Ethereum's forthcoming Pectra upgrade, slated for early 2025, aims to enhance the network's execution and consensus layers. However, emerging security concerns, particularly surrounding Ethereum Improvement Proposals (EIPs) 7702 and 3074, have prompted critical discussions within the crypto community.

EIP-7702: Empowering EOAs with Smart Contract Capabilities

EIP-7702 introduces a new transaction type, SETCODETX_TYPE (0x04), allowing Externally Owned Accounts (EOAs) to permanently set their code, effectively granting them smart contract functionalities. This advancement enables features such as:

  • Delegation Designator: EOAs can store an address pointing to a smart contract, executing its code as if it were their own.

  • Smart Account Features: Support for multiple signers, passkeys, and modular extensions.

  • Sponsored Transactions: EOAs can execute transactions without holding funds for gas, simplifying onboarding to new chains.

While these enhancements offer

increased flexibility, they also introduce potential security risks. The private key associated with the EOA retains ultimate control, posing a significant vulnerability if compromised. Additionally, the delegation mechanism could be exploited if malicious or unaudited contracts are authorized, leading to unauthorized access or fund drainage.

EIP-3074: Enhancing Wallet Functionality with Delegated Transactions

EIP-3074 aims to bring smart contract-like functionalities to EOAs by introducing two new opcodes: AUTH and AUTHCALL. These allow EOAs to delegate control to smart contracts, enabling features like:

Batch Transactions: Executing multiple operations in a single transaction.

Gas Abstraction: Paying gas fees with tokens other than ETH.

However, this delegation capability raises concerns. A malicious contract could potentially drain an entire wallet's contents through a single authorized transaction. Experts emphasize the need for wallet providers to implement stringent security measures, such as disallowing blind signing of opaque hashes, to mitigate these risks.

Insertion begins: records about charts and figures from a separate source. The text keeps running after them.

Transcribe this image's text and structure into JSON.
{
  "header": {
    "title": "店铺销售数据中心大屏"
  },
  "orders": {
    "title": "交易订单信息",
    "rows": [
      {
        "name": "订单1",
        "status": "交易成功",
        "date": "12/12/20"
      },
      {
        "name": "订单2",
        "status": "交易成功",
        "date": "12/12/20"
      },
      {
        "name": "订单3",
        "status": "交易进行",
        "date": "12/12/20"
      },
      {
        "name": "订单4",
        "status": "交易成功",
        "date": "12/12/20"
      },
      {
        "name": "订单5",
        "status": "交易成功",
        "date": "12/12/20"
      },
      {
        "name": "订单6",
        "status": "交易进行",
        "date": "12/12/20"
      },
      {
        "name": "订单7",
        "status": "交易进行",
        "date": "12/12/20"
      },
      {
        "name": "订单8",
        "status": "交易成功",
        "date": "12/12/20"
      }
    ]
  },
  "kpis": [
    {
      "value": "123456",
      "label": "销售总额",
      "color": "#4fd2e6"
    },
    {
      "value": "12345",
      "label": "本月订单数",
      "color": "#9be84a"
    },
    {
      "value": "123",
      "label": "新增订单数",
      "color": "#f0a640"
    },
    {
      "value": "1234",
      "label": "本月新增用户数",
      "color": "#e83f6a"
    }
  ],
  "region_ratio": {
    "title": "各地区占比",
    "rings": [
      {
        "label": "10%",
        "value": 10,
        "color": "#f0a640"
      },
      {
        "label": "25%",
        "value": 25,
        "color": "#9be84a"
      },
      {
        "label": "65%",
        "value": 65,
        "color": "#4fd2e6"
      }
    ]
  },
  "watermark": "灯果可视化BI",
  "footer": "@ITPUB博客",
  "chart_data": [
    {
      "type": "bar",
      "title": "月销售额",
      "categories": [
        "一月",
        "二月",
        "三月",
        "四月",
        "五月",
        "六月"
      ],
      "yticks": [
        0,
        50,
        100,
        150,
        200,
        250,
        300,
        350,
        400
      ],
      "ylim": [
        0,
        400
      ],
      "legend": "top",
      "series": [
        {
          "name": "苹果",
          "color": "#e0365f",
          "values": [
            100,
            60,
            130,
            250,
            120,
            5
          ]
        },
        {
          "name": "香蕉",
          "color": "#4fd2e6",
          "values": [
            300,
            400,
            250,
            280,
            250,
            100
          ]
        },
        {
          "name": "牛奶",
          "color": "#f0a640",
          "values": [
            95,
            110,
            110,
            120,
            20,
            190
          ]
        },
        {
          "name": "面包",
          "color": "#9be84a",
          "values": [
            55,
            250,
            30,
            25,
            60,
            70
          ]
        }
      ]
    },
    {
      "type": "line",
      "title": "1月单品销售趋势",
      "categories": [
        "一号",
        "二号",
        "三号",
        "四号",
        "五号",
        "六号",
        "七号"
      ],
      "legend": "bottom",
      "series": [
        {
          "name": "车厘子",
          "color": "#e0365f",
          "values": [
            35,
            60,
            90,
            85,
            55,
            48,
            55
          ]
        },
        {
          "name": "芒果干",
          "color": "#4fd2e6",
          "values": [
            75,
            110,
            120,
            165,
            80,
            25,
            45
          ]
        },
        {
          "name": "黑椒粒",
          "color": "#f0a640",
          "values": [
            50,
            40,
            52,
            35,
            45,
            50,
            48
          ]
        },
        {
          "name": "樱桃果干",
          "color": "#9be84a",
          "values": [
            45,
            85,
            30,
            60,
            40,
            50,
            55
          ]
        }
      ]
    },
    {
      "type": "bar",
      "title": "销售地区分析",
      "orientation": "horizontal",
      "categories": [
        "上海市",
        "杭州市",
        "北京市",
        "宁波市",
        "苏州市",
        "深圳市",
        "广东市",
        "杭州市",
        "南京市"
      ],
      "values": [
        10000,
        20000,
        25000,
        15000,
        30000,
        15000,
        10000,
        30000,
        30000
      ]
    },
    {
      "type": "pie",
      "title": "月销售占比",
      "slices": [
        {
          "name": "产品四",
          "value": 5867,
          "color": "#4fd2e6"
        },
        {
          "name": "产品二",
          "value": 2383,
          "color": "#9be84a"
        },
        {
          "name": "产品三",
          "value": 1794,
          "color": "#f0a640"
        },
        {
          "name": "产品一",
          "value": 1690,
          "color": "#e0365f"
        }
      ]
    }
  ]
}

Broader Network Risks: Validator and Client Diversity

Beyond individual account vulnerabilities, the Pectra upgrade's impact on the broader Ethereum network warrants attention. The upgrade includes EIP-7251, which increases the maximum effective balance for validators to 2,048 ETH. While this change aims to streamline validator operations, it could inadvertently centralize staking power, increasing the risk of correlated failures.

A study by Liquid Collective and Obol highlights the importance of diversity in clients, operators, and cloud infrastructure to maintain network resilience. The limited adoption of Distributed Validator Technology (DVT) further exacerbates these concerns, as reliance on a narrow set of validators or cloud providers could lead to systemic vulnerabilities.

Recommendations for Stakeholders

To navigate the complexities introduced by the Pectra upgrade, stakeholders should consider the following measures:

  • For Wallet Providers: Update interfaces to clearly inform users about new transaction types and associated risks. Implement safeguards against unauthorized delegations.

  • For Developers: Conduct thorough audits of smart contracts intended for delegation. Avoid reliance on upgradeable contracts without proper security checks.

  • For Users: Exercise caution when authorizing transactions involving delegation. Prefer audited and well-established contracts.

  • For Validators and Operators: Diversify client software and infrastructure to mitigate the risks associated with centralization.

Conclusion

While Ethereum's Pectra upgrade promises significant advancements in functionality and user experience, it also introduces new security challenges that require proactive measures from all participants in the ecosystem. By addressing these concerns head-on, the Ethereum community can work towards a more secure and resilient network.